If the Facebook ad spending was done “completely independently of any campaign” and didn’t express any advocacy or didn’t pursue TV or radio ads, which have restrictions, “then it may not be illegal,” he said. 

“If, as some people have alleged, the Trump campaign coordinated with the Russian government as to the placement of ads, using data that Trump’s campaign collected, that would be clearly illegal," he added. But there’s no evidence of that based on the information Facebook released Wednesday, he stressed.

Russia’s role and any connections to President Trump’s administration have been the subject of wide-ranging probes by special counsel Robert Mueller and multiple congressional committees. Mueller was named to the post after Trump fired former FBI Director James Comey, who had led the Russia investigation, in May. Mueller declined to comment Wednesday on the Facebook announcement, according to spokesman Peter Carr.

Former FBI Director Robert Mueller, special counsel on the Russian investigation, leaves following a meeting with members of the US Senate Judiciary Committee at the US Capitol in Washington, DC on June 21, 2017.
Former FBI Director Robert Mueller, special counsel on the Russian investigation, leaves following a meeting with members of the US Senate Judiciary Committee at the US Capitol in Washington, DC on June 21, 2017. (Agence France -Presse/Saul Loeb)

Even before election day, US intelligence officials and private sector cybercrime experts warned that hackers, believed to be from Russia, had broken into computers at the Democratic National Committee, and used the pilfered emails and other documents to spread damaging information about Democratic nominee Clinton.

US law enforcement authorities also warned in the weeks before the election that hackers had been attempting to breach computers holding voting records in more than a dozen US states.

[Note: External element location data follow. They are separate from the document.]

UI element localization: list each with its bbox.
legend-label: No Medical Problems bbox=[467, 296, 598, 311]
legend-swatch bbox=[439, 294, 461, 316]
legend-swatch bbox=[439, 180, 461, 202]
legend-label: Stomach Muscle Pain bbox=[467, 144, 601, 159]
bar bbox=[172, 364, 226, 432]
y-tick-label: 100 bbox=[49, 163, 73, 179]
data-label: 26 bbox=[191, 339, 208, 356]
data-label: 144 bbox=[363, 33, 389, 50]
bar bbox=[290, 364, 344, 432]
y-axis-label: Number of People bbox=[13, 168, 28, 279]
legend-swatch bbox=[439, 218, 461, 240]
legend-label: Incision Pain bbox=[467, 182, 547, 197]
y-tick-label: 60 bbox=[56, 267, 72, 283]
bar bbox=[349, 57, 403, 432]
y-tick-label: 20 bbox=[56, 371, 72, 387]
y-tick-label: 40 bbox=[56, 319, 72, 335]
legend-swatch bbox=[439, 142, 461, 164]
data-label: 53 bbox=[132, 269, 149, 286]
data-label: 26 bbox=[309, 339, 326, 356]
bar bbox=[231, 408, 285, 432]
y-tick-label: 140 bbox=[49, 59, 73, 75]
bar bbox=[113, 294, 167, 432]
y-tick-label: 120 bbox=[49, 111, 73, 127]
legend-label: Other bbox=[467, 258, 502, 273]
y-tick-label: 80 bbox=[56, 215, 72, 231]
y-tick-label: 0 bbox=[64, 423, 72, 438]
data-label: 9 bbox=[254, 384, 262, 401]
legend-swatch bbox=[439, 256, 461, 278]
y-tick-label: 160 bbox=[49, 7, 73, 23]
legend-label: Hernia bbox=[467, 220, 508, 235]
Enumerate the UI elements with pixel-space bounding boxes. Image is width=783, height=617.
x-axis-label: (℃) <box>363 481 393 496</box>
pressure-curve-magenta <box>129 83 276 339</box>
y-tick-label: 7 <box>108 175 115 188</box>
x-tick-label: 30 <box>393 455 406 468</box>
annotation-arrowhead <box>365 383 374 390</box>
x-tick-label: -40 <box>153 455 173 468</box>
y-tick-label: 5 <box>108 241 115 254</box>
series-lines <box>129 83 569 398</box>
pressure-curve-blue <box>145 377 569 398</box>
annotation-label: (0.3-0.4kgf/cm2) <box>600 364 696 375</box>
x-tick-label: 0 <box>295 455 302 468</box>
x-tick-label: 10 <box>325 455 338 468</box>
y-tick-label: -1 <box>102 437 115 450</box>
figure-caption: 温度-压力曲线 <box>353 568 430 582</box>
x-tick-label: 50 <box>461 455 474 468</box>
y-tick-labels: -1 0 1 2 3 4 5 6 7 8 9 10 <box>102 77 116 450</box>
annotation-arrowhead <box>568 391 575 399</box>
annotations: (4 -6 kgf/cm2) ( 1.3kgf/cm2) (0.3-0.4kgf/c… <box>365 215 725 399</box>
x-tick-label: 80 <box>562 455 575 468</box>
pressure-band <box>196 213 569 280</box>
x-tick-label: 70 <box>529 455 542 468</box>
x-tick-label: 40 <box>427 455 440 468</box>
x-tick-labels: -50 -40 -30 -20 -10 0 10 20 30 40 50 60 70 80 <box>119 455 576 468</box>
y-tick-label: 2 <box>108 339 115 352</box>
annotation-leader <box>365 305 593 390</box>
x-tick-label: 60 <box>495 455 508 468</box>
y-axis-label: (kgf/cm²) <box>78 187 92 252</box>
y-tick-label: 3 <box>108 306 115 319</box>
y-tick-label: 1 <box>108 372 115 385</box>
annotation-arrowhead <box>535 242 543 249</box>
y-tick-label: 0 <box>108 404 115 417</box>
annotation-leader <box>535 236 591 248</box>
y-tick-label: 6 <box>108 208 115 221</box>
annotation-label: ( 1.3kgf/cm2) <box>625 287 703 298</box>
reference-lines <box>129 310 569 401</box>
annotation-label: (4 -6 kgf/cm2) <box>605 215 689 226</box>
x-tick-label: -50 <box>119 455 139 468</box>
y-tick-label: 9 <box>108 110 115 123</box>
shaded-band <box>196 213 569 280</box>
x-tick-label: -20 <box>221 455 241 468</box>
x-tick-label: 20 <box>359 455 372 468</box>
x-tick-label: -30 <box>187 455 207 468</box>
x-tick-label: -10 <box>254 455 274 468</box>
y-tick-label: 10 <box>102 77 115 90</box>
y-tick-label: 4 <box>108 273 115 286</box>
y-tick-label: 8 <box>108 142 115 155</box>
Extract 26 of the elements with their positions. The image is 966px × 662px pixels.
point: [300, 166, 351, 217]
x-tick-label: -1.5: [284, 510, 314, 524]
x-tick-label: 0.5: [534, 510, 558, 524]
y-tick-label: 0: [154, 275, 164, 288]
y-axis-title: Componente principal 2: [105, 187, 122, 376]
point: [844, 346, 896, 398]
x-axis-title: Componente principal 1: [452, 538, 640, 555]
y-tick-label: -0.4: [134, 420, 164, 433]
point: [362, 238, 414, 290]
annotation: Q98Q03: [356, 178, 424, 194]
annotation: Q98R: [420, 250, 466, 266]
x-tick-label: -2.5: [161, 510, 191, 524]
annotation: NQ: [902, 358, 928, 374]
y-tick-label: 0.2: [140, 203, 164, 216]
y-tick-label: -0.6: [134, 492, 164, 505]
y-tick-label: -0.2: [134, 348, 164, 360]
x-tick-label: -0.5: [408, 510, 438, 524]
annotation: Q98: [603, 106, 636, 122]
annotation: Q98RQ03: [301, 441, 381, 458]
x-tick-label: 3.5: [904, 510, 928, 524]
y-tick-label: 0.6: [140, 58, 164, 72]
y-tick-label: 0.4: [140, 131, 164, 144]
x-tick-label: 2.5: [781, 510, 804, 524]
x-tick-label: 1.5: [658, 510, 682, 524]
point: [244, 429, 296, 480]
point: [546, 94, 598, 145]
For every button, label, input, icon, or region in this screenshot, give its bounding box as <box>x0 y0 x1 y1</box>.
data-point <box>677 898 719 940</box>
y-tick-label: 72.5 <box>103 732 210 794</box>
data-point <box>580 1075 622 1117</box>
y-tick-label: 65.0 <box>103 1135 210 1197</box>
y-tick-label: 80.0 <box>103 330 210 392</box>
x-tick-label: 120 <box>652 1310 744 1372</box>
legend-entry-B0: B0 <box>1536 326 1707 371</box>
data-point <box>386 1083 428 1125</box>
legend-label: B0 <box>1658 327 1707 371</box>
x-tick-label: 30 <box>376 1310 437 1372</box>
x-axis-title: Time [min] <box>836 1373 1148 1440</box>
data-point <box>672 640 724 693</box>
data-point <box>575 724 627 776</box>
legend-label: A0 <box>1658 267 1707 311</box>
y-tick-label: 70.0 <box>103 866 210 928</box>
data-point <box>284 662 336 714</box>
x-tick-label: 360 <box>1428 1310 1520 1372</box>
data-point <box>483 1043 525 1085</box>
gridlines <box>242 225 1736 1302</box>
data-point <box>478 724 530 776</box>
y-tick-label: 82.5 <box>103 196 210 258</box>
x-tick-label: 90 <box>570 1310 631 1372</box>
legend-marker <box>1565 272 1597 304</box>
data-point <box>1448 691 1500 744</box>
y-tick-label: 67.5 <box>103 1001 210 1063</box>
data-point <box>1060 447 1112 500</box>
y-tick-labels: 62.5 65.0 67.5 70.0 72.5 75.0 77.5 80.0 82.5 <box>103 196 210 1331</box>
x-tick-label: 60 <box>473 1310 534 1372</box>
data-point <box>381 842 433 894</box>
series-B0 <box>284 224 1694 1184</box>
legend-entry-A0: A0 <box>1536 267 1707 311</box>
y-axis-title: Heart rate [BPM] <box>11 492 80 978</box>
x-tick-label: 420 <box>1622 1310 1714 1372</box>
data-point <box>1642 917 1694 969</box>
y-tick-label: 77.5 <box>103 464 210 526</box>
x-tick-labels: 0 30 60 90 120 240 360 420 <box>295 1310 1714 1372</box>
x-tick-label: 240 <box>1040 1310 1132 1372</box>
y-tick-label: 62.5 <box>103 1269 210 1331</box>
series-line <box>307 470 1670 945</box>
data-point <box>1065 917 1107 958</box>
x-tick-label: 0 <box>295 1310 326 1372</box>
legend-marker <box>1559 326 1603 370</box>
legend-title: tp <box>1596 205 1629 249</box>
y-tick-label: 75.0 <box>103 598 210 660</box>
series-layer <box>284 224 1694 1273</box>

Bloomberg News reported in June that the effort was far more widespread, with Russian hackers hitting voting systems in 39 states before the election. More recent coordinated online political attacks suggest pro-Russian bots are gearing up for the 2018 congressional elections.

 

Top Russian officials, including President Vladimir Putin, have repeatedly rejected accusations the country meddled in the US election. Putin told NBC News in June that there’s “no proof” of any involvement by Russia at the “state level.” The Russian embassy didn’t immediately respond to a request for comment on Wednesday afternoon.

In January, after Trump’s surprise victory, US intelligence agencies released a declassified assessment that Russia’s Putin had authorized a wide-ranging effort to help the Trump campaign, employing everything from traditional spycraft to digital assets like hackers and paid bloggers to spread pro-Trump messages online.

The drumbeat of news about Russia’s role in the election has only helped push relations with the U.S. to post-Cold War lows.